Asset Control says that its approach is different from that represented by the FTI/Telekurs deal, which it describes as “a productization of a single feed.”
For Access Control, the announcement marks the completion of the first stage in what it says will be a series of projects to normalise and cleanse all of the major vendor feeds for consolidation into its data model that is aligned with industry standards, ISO 15022 and MDDL.
Ger Rosenkamp, chief executive of the company, says that it plans to have the majority of feeds integrated “over the next two years”. He would not be drawn on the order in which the developers plan to address the work, but it is understood that having addressed the European market with VDF, it will look next at Interactive Data Corporation’s feeds to address the US markets.
“The cross-vendor model has enormous advantages,” says Rosenkamp. “Once you have normalized the data, customers will be able to take their pick of the data that they want to create their golden copy.”
The company says that the data map has been established and it is currently normalising the VDF data to fit into its model. The mapping of VDF data has been added to AC Plus, the vendor’s “plug-and-work” data management solution for client’s in-house use and its ACDEX outsourced version of the system.
Rosenkamp agrees with the FTI camp that the mapping involved considerable effort, but comments that, “we had an advantage in that we have a number of customers who take Telekurs data and we have done work for them in this area”.
“By mapping all the feeds to a single standard, Asset Control provides an important benefit to its customers, and possibly to the financial community at large,” says a spokesperson. “Without the proprietary distinctions among the feeds, the customers can pick and choose their feeds and integrate them easily into a “golden copy”, eliminating the inconsistencies associated with proprietary formats.”
Asset Control says its data model is aligned with standards such as ISO 15022 and the Market Data Definition Language (MDDL).

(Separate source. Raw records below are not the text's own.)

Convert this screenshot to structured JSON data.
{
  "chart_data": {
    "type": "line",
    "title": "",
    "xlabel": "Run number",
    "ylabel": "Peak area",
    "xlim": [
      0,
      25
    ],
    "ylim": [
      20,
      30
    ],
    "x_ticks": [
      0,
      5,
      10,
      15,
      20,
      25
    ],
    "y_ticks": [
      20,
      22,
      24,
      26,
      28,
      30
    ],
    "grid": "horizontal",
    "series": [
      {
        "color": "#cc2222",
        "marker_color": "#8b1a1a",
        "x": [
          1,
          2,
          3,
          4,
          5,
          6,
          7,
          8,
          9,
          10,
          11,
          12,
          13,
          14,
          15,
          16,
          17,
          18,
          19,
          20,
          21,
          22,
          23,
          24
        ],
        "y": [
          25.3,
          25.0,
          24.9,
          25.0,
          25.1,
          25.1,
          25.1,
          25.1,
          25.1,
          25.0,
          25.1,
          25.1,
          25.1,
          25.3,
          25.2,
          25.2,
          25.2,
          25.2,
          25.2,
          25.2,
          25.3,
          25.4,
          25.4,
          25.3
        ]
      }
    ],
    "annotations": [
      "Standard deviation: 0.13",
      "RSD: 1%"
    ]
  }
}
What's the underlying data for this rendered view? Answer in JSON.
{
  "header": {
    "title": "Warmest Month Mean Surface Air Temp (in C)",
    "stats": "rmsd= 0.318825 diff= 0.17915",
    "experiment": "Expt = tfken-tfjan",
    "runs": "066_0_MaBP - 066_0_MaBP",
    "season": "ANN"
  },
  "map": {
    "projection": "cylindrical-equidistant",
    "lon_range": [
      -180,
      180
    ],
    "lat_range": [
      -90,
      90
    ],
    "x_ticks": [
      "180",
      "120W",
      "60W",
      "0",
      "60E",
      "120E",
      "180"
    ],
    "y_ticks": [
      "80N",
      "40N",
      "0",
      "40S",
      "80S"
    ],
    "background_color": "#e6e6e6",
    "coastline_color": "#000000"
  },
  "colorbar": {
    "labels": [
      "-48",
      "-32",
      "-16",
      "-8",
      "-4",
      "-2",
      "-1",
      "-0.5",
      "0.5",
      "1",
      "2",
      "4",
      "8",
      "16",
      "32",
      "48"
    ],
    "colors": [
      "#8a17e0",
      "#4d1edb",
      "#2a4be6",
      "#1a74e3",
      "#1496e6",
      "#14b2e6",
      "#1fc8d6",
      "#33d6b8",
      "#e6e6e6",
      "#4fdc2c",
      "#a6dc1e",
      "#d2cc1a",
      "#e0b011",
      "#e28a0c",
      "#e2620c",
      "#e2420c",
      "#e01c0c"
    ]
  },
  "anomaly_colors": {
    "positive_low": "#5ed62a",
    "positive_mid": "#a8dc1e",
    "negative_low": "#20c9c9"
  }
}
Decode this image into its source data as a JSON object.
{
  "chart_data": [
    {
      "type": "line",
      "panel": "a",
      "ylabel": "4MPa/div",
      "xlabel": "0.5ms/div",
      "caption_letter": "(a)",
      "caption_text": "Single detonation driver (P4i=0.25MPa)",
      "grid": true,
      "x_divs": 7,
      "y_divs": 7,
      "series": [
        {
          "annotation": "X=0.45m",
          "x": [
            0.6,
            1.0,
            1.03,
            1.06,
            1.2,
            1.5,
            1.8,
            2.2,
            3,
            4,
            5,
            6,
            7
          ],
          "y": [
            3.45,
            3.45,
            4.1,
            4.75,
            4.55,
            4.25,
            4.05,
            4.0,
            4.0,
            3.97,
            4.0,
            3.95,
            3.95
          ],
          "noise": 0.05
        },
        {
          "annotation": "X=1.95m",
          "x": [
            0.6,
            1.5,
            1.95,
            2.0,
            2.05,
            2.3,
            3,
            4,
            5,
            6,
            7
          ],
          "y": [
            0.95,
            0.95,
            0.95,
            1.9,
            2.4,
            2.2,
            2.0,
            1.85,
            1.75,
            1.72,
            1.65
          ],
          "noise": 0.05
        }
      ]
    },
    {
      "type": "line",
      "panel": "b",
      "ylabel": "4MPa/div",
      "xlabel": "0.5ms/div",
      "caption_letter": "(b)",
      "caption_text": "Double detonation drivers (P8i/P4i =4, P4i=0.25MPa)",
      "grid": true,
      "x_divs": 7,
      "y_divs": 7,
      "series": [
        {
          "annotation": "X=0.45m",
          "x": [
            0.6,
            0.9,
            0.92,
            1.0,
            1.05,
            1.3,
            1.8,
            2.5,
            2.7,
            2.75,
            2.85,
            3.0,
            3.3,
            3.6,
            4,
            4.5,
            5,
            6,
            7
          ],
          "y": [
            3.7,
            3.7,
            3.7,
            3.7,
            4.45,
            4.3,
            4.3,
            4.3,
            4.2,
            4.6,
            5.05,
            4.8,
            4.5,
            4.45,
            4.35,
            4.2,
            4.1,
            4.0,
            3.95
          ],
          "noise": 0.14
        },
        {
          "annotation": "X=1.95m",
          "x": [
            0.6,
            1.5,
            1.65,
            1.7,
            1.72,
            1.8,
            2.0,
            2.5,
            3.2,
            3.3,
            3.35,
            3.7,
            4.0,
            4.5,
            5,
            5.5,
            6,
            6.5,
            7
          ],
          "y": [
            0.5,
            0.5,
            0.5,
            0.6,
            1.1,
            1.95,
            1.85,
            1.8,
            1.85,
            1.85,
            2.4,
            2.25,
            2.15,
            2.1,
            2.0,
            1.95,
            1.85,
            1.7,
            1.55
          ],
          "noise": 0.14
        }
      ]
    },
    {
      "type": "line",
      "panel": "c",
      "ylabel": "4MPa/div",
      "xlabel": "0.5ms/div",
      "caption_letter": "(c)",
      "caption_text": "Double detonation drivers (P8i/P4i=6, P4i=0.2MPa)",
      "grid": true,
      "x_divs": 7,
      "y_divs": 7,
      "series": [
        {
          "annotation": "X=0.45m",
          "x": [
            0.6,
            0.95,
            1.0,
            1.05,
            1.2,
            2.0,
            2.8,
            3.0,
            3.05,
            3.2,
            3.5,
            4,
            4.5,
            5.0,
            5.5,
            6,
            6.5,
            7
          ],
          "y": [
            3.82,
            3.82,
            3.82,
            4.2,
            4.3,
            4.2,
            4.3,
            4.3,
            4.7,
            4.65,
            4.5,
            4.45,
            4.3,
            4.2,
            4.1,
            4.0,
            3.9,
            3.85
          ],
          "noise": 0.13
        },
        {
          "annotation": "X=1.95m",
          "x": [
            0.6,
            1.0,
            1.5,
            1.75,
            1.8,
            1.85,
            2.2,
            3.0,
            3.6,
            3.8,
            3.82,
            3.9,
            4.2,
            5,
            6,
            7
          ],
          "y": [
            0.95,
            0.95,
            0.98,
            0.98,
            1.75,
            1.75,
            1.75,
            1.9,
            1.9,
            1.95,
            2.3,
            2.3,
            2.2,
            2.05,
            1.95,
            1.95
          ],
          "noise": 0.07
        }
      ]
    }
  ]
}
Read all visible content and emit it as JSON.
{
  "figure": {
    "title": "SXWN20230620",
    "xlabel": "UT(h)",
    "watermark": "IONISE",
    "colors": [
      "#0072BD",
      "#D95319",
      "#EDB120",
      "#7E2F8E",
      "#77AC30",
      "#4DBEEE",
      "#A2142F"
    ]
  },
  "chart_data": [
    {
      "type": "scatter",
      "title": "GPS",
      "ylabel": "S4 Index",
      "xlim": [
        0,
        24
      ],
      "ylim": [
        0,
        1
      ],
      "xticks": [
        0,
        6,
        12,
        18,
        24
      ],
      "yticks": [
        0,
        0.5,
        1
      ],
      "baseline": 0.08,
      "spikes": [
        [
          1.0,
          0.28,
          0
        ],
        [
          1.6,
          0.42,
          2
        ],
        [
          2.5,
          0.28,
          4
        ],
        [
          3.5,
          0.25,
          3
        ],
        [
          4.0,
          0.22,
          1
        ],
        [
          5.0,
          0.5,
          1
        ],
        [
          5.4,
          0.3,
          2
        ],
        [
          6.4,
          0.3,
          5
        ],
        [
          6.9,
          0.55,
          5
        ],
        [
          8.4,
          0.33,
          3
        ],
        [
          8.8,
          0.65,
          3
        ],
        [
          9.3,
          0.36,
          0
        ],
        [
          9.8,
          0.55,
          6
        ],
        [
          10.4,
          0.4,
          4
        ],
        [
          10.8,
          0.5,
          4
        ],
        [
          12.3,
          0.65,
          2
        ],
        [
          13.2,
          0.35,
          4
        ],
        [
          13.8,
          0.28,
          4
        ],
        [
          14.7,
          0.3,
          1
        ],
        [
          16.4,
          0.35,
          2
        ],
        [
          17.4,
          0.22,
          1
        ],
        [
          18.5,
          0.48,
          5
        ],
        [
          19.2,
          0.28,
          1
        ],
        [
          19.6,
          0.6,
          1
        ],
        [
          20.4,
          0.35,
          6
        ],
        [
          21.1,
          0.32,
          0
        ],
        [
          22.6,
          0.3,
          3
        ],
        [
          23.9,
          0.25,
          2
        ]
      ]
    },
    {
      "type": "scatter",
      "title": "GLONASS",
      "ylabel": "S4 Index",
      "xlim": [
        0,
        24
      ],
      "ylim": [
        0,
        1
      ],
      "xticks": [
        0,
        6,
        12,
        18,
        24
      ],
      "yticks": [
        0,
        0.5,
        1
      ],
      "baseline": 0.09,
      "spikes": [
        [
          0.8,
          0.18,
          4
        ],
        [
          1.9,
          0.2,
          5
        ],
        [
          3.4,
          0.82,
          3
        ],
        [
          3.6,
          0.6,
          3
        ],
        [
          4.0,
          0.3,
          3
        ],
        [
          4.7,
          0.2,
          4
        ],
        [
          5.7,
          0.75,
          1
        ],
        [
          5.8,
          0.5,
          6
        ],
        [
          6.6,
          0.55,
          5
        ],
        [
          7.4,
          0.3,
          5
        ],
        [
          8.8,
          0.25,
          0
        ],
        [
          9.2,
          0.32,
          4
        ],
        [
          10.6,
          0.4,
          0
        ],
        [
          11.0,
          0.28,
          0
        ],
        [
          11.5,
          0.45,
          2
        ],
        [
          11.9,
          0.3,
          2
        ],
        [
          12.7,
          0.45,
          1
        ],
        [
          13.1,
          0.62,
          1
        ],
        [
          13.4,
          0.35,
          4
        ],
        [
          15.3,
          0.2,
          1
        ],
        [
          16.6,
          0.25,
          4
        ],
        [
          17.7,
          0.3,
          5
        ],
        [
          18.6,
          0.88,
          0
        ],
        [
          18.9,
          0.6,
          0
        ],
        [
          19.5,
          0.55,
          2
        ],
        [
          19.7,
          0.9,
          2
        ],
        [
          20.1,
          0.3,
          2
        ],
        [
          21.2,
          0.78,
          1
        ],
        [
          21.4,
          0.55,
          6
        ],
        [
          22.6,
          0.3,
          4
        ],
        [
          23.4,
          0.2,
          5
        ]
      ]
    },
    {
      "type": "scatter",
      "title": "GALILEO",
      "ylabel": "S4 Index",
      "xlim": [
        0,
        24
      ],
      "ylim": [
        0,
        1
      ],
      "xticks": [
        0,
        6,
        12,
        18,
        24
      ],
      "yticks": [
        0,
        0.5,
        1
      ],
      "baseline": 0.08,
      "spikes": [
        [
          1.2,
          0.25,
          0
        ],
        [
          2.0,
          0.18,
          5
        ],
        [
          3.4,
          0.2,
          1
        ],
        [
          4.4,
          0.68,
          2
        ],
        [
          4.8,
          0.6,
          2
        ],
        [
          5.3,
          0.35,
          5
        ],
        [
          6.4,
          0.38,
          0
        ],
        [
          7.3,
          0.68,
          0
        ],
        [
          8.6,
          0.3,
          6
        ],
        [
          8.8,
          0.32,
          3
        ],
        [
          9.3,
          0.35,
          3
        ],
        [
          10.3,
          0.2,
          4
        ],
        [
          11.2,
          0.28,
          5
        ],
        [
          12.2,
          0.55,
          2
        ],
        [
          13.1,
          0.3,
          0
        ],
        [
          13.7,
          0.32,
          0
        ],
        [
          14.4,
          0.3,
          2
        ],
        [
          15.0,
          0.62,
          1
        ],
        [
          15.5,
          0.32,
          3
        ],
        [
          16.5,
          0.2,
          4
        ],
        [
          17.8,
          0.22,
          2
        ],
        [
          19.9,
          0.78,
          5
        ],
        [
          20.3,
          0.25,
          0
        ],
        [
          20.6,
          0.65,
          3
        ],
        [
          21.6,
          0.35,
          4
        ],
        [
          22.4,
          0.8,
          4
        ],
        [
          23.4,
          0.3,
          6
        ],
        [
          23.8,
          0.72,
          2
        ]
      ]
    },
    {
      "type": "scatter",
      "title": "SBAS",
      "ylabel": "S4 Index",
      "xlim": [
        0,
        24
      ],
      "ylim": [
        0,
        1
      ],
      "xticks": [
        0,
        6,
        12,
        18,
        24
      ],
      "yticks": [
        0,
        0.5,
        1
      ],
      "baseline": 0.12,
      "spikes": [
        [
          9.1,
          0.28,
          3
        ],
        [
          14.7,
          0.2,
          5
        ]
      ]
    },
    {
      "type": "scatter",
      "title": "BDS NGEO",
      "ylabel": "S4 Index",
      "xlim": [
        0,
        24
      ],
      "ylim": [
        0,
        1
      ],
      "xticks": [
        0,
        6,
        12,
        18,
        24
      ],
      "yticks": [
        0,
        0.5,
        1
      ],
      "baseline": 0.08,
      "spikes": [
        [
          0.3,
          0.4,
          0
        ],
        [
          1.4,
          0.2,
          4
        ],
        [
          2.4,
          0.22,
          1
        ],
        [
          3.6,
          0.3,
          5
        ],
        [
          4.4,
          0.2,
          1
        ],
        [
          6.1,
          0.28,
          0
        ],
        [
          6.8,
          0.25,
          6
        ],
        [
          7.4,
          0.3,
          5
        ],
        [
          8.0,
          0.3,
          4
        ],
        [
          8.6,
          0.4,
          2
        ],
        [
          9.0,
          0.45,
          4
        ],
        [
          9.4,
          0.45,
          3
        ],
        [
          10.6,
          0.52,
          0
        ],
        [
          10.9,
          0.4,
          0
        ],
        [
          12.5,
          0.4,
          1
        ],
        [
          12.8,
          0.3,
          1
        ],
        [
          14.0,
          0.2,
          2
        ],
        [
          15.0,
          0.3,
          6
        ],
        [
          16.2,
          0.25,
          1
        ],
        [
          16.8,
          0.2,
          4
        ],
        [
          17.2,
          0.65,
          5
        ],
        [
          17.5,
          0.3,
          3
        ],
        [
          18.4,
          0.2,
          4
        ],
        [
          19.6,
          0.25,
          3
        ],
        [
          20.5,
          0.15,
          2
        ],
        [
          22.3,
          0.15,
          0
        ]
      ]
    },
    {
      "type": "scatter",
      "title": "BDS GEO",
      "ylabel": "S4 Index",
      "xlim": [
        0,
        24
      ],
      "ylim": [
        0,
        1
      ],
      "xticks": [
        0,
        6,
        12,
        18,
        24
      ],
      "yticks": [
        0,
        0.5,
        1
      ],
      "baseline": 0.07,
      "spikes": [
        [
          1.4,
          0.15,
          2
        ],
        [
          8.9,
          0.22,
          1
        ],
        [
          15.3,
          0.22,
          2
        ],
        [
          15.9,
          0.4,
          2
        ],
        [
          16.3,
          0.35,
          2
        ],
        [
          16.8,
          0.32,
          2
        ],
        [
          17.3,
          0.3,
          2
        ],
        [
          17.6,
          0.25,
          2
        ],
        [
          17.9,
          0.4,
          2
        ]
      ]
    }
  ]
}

It covers market data, reference data and corporate actions. By normalizing vendor-sourced corporate actions data to ISO 15022, Asset Control hopes to ease the consolidation of vendor data with corporate actions data delivered by custodian banks over the Swift communications network. The Swift network supports the ISO 15022 format for corporate actions messaging. The normalization of the corporate actions part of the feed is particularly relevant to the recent announcement of a strategic partnership between Asset Control and Xcitek SolutionsPlus for corporate actions.